RDC : la communauté internationale vigilante après la publication du calendrier électoral

Par Jeune Afrique avec AFP

Joseph Kabila, président de la RDC, à Kinshasa, le 29 juin 2010. © Dirk Waem/AP/SIPA

La République démocratique du Congo a tenté de rassurer ses partenaires occidentaux avec l'annonce ce 5 novembre d'un calendrier électoral qui prévoit des élections en décembre 2018.

Le mandat de Joseph Kabila a expiré depuis le 20 décembre 2016. Il s’était déjà engagé à organiser des élections fin 2017. Les autorités mettent en avant la situation sécuritaire pour justifier leur décision de n’organiser le prochain scrutin qu’en 2018.  Pour l’opposition, le président et ses proches s’accrochent au pouvoir pour piller le Congo.

Les contraintes existent dans ce pays qui compte entre 70 à 80 millions d’habitants et n’a jamais connu d’alternance politique pacifique. Outre les enjeux logistiques, comme l’acheminement du matériel électoral, la Commission électorale (Céni) a insisté le 5 novembre sur la difficulté d’enregistrer près de 45 millions d’électeurs dans le contexte actuel.

« Des agents de la Céni ont été décapités », a avancé son président Corneille Nangaa, au sujet des violences dans le Kasaï, dans le centre du pays.

Soutien conditionné des États-Unis

« Ce calendrier fantaisiste est une manoeuvre de plus d’un régime prédateur qui veut s’accrocher indéfiniment au pouvoir, a réagi un des principaux opposants, Moïse Katumbi. Avec sa famille et ses proches, ils continuent leur pillage du Congo ». Cette opposition demande le départ de Joseph Kabila au 31 décembre de cette année, en vertu d’un accord pouvoir-opposition signé fin 2016.

« Les élections doivent être organisées en 2018 sinon la RDC ne doit pas compter sur le soutien des États-Unis et de la communauté internationale ». L’ambassadrice américaine auprès des Nations unies Nikki Haley avait lancé cette mise en garde lors de sa visite il y a dix jours. L’émissaire de Donald Trump a été entendue puisque la commission électorale évoquait avant sa visite des élections en mars-avril 2019.

« La publication d’un calendrier électoral – longtemps attendu – établit un échéancier clair pour une transition du pouvoir », a réagi le 6 novembre Nikki Haley tout en prévenant que « de nouveaux retards et tentatives de garder le pouvoir ne feront qu’isoler les dirigeants et le gouvernement de RDC ».

La France, qui a la réputation de « tenir le stylo » des textes onusiens sur la question congolaise, et donc de la prochaine résolution prévue en mars, a évoqué « une équipe coordonnée d’experts pour appuyer la préparation des élections ».

Ancienne puissance coloniale, la Belgique, serait partagée au sommet entre le Premier ministre, Charles Michel, qui a rencontré le président Kabila à New York en septembre, et le ministre des Affaires étrangères Didier Reynders, tenu à l’écart par Kinshasa pour sa proximité supposée avec l’opposition.

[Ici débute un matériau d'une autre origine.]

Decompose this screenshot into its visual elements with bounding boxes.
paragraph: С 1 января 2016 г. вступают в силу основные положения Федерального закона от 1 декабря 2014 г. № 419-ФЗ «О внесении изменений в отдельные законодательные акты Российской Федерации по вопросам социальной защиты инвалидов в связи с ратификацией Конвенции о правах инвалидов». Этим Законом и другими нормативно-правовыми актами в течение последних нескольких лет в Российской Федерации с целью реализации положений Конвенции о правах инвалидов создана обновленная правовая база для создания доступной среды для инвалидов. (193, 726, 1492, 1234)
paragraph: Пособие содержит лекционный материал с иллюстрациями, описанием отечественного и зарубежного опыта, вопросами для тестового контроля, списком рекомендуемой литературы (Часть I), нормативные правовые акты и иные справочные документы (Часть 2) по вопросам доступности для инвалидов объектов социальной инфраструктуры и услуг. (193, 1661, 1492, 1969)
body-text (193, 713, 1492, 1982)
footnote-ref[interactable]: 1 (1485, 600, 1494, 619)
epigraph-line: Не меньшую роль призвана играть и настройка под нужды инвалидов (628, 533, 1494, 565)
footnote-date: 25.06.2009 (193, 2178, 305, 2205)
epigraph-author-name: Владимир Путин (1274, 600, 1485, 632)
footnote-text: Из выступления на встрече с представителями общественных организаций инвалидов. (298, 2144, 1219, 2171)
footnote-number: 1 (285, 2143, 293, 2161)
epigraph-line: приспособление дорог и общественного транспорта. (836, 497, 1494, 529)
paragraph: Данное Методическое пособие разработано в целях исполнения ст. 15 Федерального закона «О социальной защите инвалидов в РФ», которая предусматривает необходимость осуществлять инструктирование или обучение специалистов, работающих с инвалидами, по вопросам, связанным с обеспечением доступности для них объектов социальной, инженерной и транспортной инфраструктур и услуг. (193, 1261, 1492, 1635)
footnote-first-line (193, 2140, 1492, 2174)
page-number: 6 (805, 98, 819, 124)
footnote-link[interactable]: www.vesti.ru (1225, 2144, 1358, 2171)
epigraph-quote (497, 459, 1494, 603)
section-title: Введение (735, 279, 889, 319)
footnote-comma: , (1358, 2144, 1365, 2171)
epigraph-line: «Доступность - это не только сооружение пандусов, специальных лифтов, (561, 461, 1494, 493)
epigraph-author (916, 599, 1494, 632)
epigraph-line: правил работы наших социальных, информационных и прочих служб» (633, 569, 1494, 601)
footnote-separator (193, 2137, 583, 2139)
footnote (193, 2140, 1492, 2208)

Joseph Kabila encore en position de force

Sur le plan politique, l’union sacrée est effective entre les deux leaders du Rassemblement de l’opposition (Rassop), Moïse Katumbi et Félix Tshisekedi. Mais ce dernier ne semble pas être en mesure de mobiliser les foules comme son père, le leader historique de l’opposition Étienne Tshisekedi, décédé à Bruxelles le 1er février.

Ex-gouverneur du Katanga, président du célèbre « TP Mazembe », l’un des grands clubs de football africains, Moïse Katumbi affirme qu’il est populaire dans tout le pays. Mais il se trouve en exil de fait à Bruxelles après sa condamnation dans une obscure affaire immobilière. Il annonce son retour en décembre, sans préciser comment il peut éviter la case prison.

Le mouvement citoyen Lucha a lancé un appel au soulèvement pour « bloquer la RDC jusquà la chute effective du régime de Kabila ». Dans les faits, chaque manifestation est sévèrement réprimée comme le 30 octobre dernier à Goma, où cinq personnes sont mortes dont un policier.

Le rapport de force semble être donc encore favorable au président Joseph Kabila. À défaut d’être populaire et de pouvoir compter sur une armée 100% fiable, il peut s’appuyer sur les autres organes sécuritaires de l’État comme la garde présidentielle et les renseignements ainsi que son entourage proche.